When I moved to rural France I had this idea of somehow becoming “the real me” again, after losing myself – utterly – in the suffocating grip of a teaching career. To be the me that I was in my 20s, but with sunshine and space, and wisdom and experience of life to give me that extra perspective… In many ways, I’ve done exactly that. Being here has helped me to see who exactly I am, at this point in my life, and that can be quite difficult to handle, but at the same time, truly liberating.
When we first arrived – newly-weds, you might say (vintage ones) since we’d only married 4 months earlier. Newly-weds with and elderly black and white cat (I’ve no idea how old he was) and a 7month old Golden Retriever puppy. We’d driven here in a small-ish car, all the way from Umbria, stopping for 3 nights en route, and with 6 weeks worth of clothes and possessions filling the car. The last stop, between notary and new house, was at a supermarket, to buy cat litter, pet food and a picnic lunch. When we arrived, the woodland – our woodland, which we had to drive through – looked stunning.
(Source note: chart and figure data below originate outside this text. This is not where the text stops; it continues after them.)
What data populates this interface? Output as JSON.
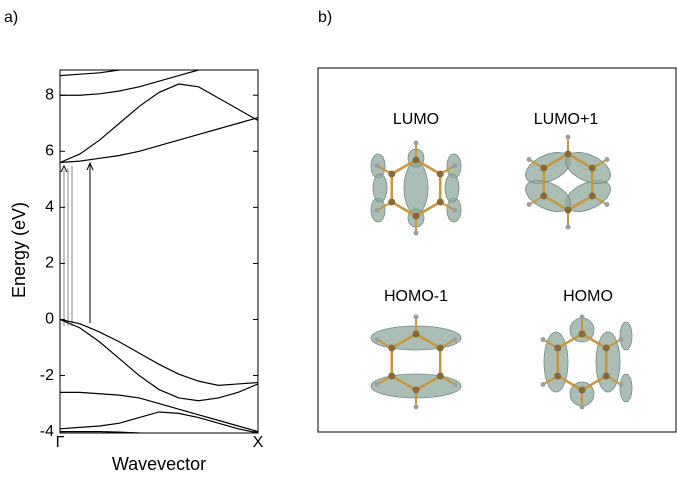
{
  "chart_data": {
    "type": "line",
    "panel_label": "a)",
    "y_label": "Energy (eV)",
    "x_label": "Wavevector",
    "xlim": [
      0,
      1
    ],
    "xticks": [
      {
        "value": 0,
        "label": "Γ"
      },
      {
        "value": 1,
        "label": "X"
      }
    ],
    "ylim": [
      -4.05,
      8.9
    ],
    "yticks": [
      -4,
      -2,
      0,
      2,
      4,
      6,
      8
    ],
    "color": "#000000",
    "x": [
      0,
      0.1,
      0.2,
      0.3,
      0.4,
      0.5,
      0.6,
      0.7,
      0.8,
      0.9,
      1
    ],
    "series": [
      {
        "values": [
          0,
          -0.15,
          -0.45,
          -0.8,
          -1.2,
          -1.6,
          -1.95,
          -2.2,
          -2.35,
          -2.3,
          -2.25
        ]
      },
      {
        "values": [
          0,
          -0.3,
          -0.8,
          -1.4,
          -2.0,
          -2.5,
          -2.8,
          -2.9,
          -2.8,
          -2.6,
          -2.3
        ]
      },
      {
        "values": [
          -2.6,
          -2.6,
          -2.65,
          -2.7,
          -2.8,
          -3.0,
          -3.2,
          -3.4,
          -3.6,
          -3.8,
          -4.0
        ]
      },
      {
        "values": [
          -3.9,
          -3.85,
          -3.8,
          -3.7,
          -3.5,
          -3.3,
          -3.35,
          -3.5,
          -3.7,
          -3.9,
          -4.05
        ]
      },
      {
        "values": [
          -4.0,
          -4.0,
          -4.0,
          -4.02,
          -4.05,
          null,
          null,
          null,
          null,
          null,
          null
        ]
      },
      {
        "values": [
          5.6,
          5.65,
          5.75,
          5.85,
          6.0,
          6.2,
          6.4,
          6.6,
          6.8,
          7.0,
          7.2
        ]
      },
      {
        "values": [
          5.6,
          5.9,
          6.4,
          7.0,
          7.6,
          8.1,
          8.4,
          8.3,
          7.9,
          7.5,
          7.1
        ]
      },
      {
        "values": [
          8.0,
          8.0,
          8.05,
          8.15,
          8.3,
          8.5,
          8.7,
          8.9,
          null,
          null,
          null
        ]
      },
      {
        "values": [
          8.7,
          8.75,
          8.8,
          8.9,
          null,
          null,
          null,
          null,
          null,
          null,
          null
        ]
      }
    ]
  },
  "panel_b": {
    "label": "b)",
    "orbitals": [
      "LUMO",
      "LUMO+1",
      "HOMO-1",
      "HOMO"
    ]
  }
}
It was a perfect autumn day, the end of October, and the leaves on the trees looked spectacular against the glorious blue sky. I think that’s when it hit me – we had actually done it; we had bought a French farmhouse in deepest Charente. Now, 10 years previously I had bought a small Umbrian cottage in a little hamlet and I have to confess that nothing – so far – in my house-purchasing experience would ever compete with the way I felt on that particular day – when the estate agent handed me the keys of my little Umbrian cottage. However….the feeling I had as we walked into the French house came a close second…
I was expecting it to feel cold, perhaps damp, a little unfriendly even….a little haunted?! I was expecting large beetles, a nest of snakes, a few mice…. It is, after all, surrounded by farmland, with no neighbours, no sign of human life for miles around…and I DO have a rather vivid imagination, at the best of times. So, we walked through the hallway into what the estate agent had called “The Great Hall” a term meant to impress, I expect, but which had initially put me off viewing because of the image it gave me, of suits of armour, dank corners, cobwebs and draughts. Today, though, that was most certainly not true. Today, the autumn sun was pouring in through the windows and huge barn doors. There was no furniture whatsoever, “just” a large stone fireplace, spectacular views, and warmth; it immediately felt homely, despite the grand scale. I should say, to give you an idea of the scale, that this “Great Hall”, this main sitting/dining room, is 100 metres square and has a mezzanine and cathedral roof suspended high above. Leading on from this room – the salon, I suppose, since we are in France – was the kitchen, off to the right at the far end of this room; again, a huge space with high-beamed ceiling and windows/doors on every wall. We let the cat out of his basket in the hallway so we didn’t lose him, but let the puppy off her lead in the salon and she ran up and down, up and down, over and over again until she finally stopped to drink some water…no doubt running off the 2 days journey we’d had, travelling by car from Italy.
We had not a stick of furniture – ours was due to arrive in 10 days – except 2 rickety single beds kindly left by the vendor, a single bedside table and a bench, from Ikea which we found in one of the bathrooms. We sat on the bench in front of the barn doors and ate a baguette each – our first “meal” in our French farmhouse. Afterwards, we made sure the cat was comfortable, bundled the poor pup back in the boot, and set off to purchase the essentials we were hoping to bring from Italy, but which, in the end, didn’t fit in the car:
Vacuum cleaner
Duvet
Portable heater
I’d booked a B&B for the night, expecting the new house not to feel clean enough, warm enough, to sleep in that night, but I cancelled it because it felt so very different from what I was expecting. It felt cosy, despite the size, not too overwhelming at all……though we couldn’t work out how to get the boiler working for warmth as the October evening drew in. We were disappointed to find that the bedroom which was meant to be ours – with a large balcony and east-facing views – had no electric light and it’s ensuite had no light either, plus the wc wouldn’t flush. So, we found another bedroom to settle down in, pushed the two beds together and made them up as one with the bedding we’d brought from Italy, plus the new duvet. We lit a small lamp – also from Italy – and found something to hang our clothes on – one of those metal open “wardrobes” you often find in inexpensive B&Bs. By the time it was bedtime, it looked cosy and welcoming – the dark beams and sloping ceiling and our excitement at finally being there, masked the grubbiness. We took BOTH pets along with us – it was, after all, a huge (30 metre square) room and they had their own beds…and we didn’t want to lose them in the rambling house.